In May, NewsGuild journalists reacted similarly to news of an OpenAI partnership with The Atlantic and Vox Media. They indicated that workers were concerned about the lack of transparency about what the agreement entailed and how it would affect their work.

“Management should immediately make the terms of the agreement available to Atlantic staff and then call an all-hands meeting to answer our questions honestly, clearly and unequivocally,” the union said in a statement.

When reached for comment, OpenAI representatives directed BI to a statement from Brad Lightcap, the company’s COO.

“We are committed to working with Condé Nast and other news publishers to ensure that as AI plays a bigger role in news discovery and delivery, it maintains accuracy, integrity and respect for quality reporting,” he said. said Lightcap.

Is the AI ​​bubble about to burst?

The news of the OpenAI and Condé Nast partnership comes amid some on Wall Street worrying that the AI ​​bubble may be about to burst. Concern has grown in recent weeks, drawing cautionary reports from Goldman Sachs and venture capital firms including Sequoia Capital, though many remain bullish on the industry.

AI investors have spent tens of billions of dollars building data centers and developing the semiconductors needed to run and train large language models. But the resulting product development hasn’t come close to recouping investment, and the path to monetizing AI chatbots, search functions, and coding assistants—many of which remain riddled with bugs, glitches, and hallucinations—remains unclear.

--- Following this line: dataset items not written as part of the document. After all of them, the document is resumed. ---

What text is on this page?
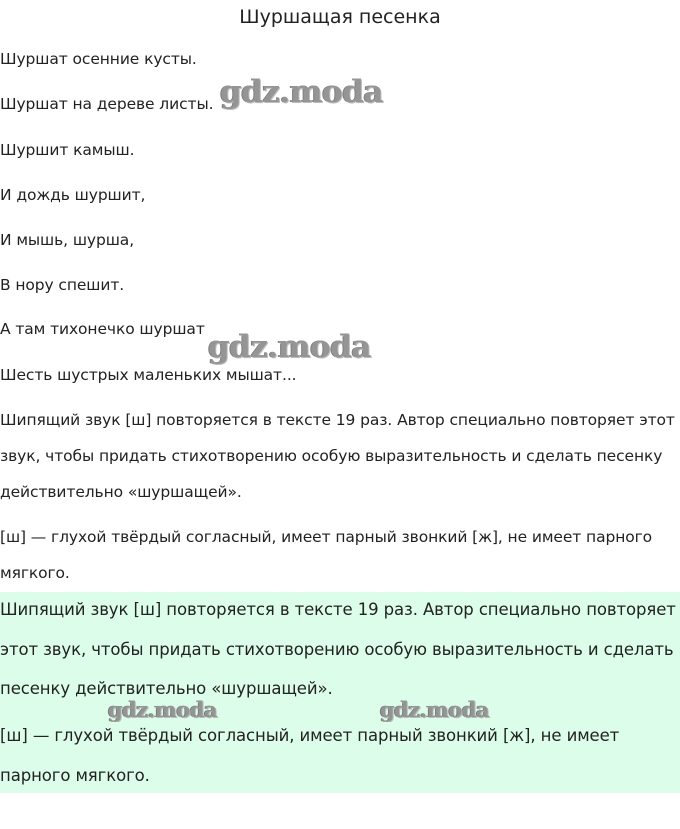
Шуршащая песенка
Шуршат осенние кусты.
Шуршат на дереве листы.
Шуршит камыш.
И дождь шуршит,
И мышь, шурша,
В нору спешит.
А там тихонечко шуршат
Шесть шустрых маленьких мышат...
Шипящий звук [ш] повторяется в тексте 19 раз. Автор специально повторяет этот звук, чтобы придать стихотворению особую выразительность и сделать песенку действительно «шуршащей».
[ш] — глухой твёрдый согласный, имеет парный звонкий [ж], не имеет парного мягкого.
Шипящий звук [ш] повторяется в тексте 19 раз. Автор специально повторяет этот звук, чтобы придать стихотворению особую выразительность и сделать песенку действительно «шуршащей».
[ш] — глухой твёрдый согласный, имеет парный звонкий [ж], не имеет парного мягкого.
gdz.moda
gdz.moda
gdz.moda	gdz.moda
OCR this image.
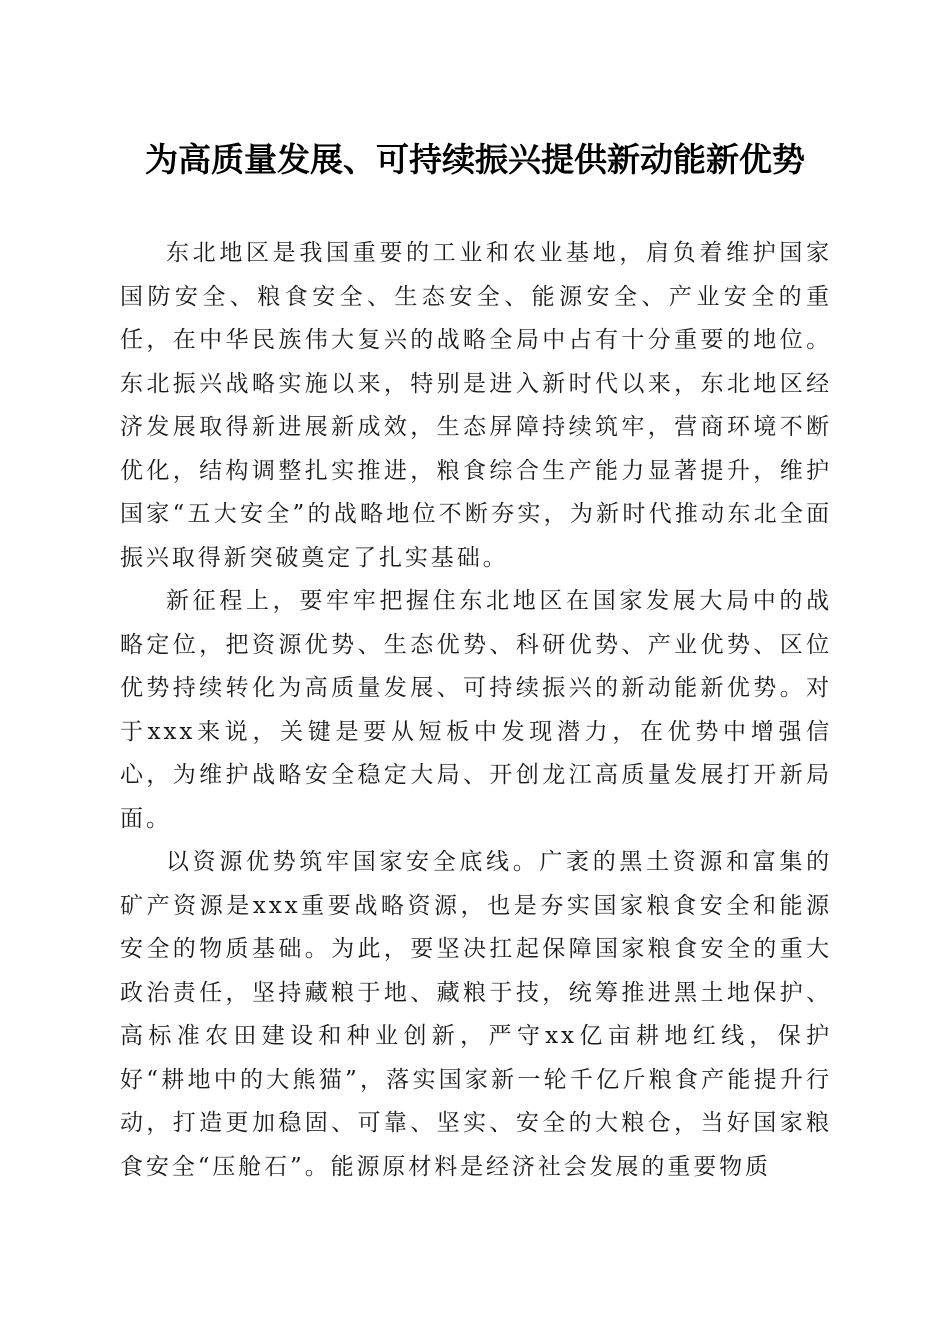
为高质量发展、可持续振兴提供新动能新优势

东北地区是我国重要的工业和农业基地，肩负着维护国家国防安全、粮食安全、生态安全、能源安全、产业安全的重任，在中华民族伟大复兴的战略全局中占有十分重要的地位。东北振兴战略实施以来，特别是进入新时代以来，东北地区经济发展取得新进展新成效，生态屏障持续筑牢，营商环境不断优化，结构调整扎实推进，粮食综合生产能力显著提升，维护国家“五大安全”的战略地位不断夯实，为新时代推动东北全面振兴取得新突破奠定了扎实基础。

新征程上，要牢牢把握住东北地区在国家发展大局中的战略定位，把资源优势、生态优势、科研优势、产业优势、区位优势持续转化为高质量发展、可持续振兴的新动能新优势。对于xxx来说，关键是要从短板中发现潜力，在优势中增强信心，为维护战略安全稳定大局、开创龙江高质量发展打开新局面。

以资源优势筑牢国家安全底线。广袤的黑土资源和富集的矿产资源是xxx重要战略资源，也是夯实国家粮食安全和能源安全的物质基础。为此，要坚决扛起保障国家粮食安全的重大政治责任，坚持藏粮于地、藏粮于技，统筹推进黑土地保护、高标准农田建设和种业创新，严守xx亿亩耕地红线，保护好“耕地中的大熊猫”，落实国家新一轮千亿斤粮食产能提升行动，打造更加稳固、可靠、坚实、安全的大粮仓，当好国家粮食安全“压舱石”。能源原材料是经济社会发展的重要物质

“A lot of the dot-com companies that drove the change in the Internet went bankrupt doing it,” Erik Gordon, a professor at the University of Michigan’s Ross School of Business, previously told BI. “A lot of AI companies driving such a big shift will go broke or lose half their value.”

Publishers have been particularly hard hit by recent advances in AI technology, with generative AI being perceived as an existential threat to those who create content themselves.

The Associated Press reported that recruiting firm Challenger, Gray and Christmas estimated that 2,681 journalism jobs were lost in 2023, a number that continued to rise this year.

Jeff Jarvis, author of “The Gutenberg Parenthesis: The Age of Print and its Lessons for the Age of Internet,” told the press that the impact of new technologies on the publishing industry is an “inevitability.” its old business models and methods.

“I’m optimistic in the long term. But in the short term, it’s going to be ugly,” Jarvis said.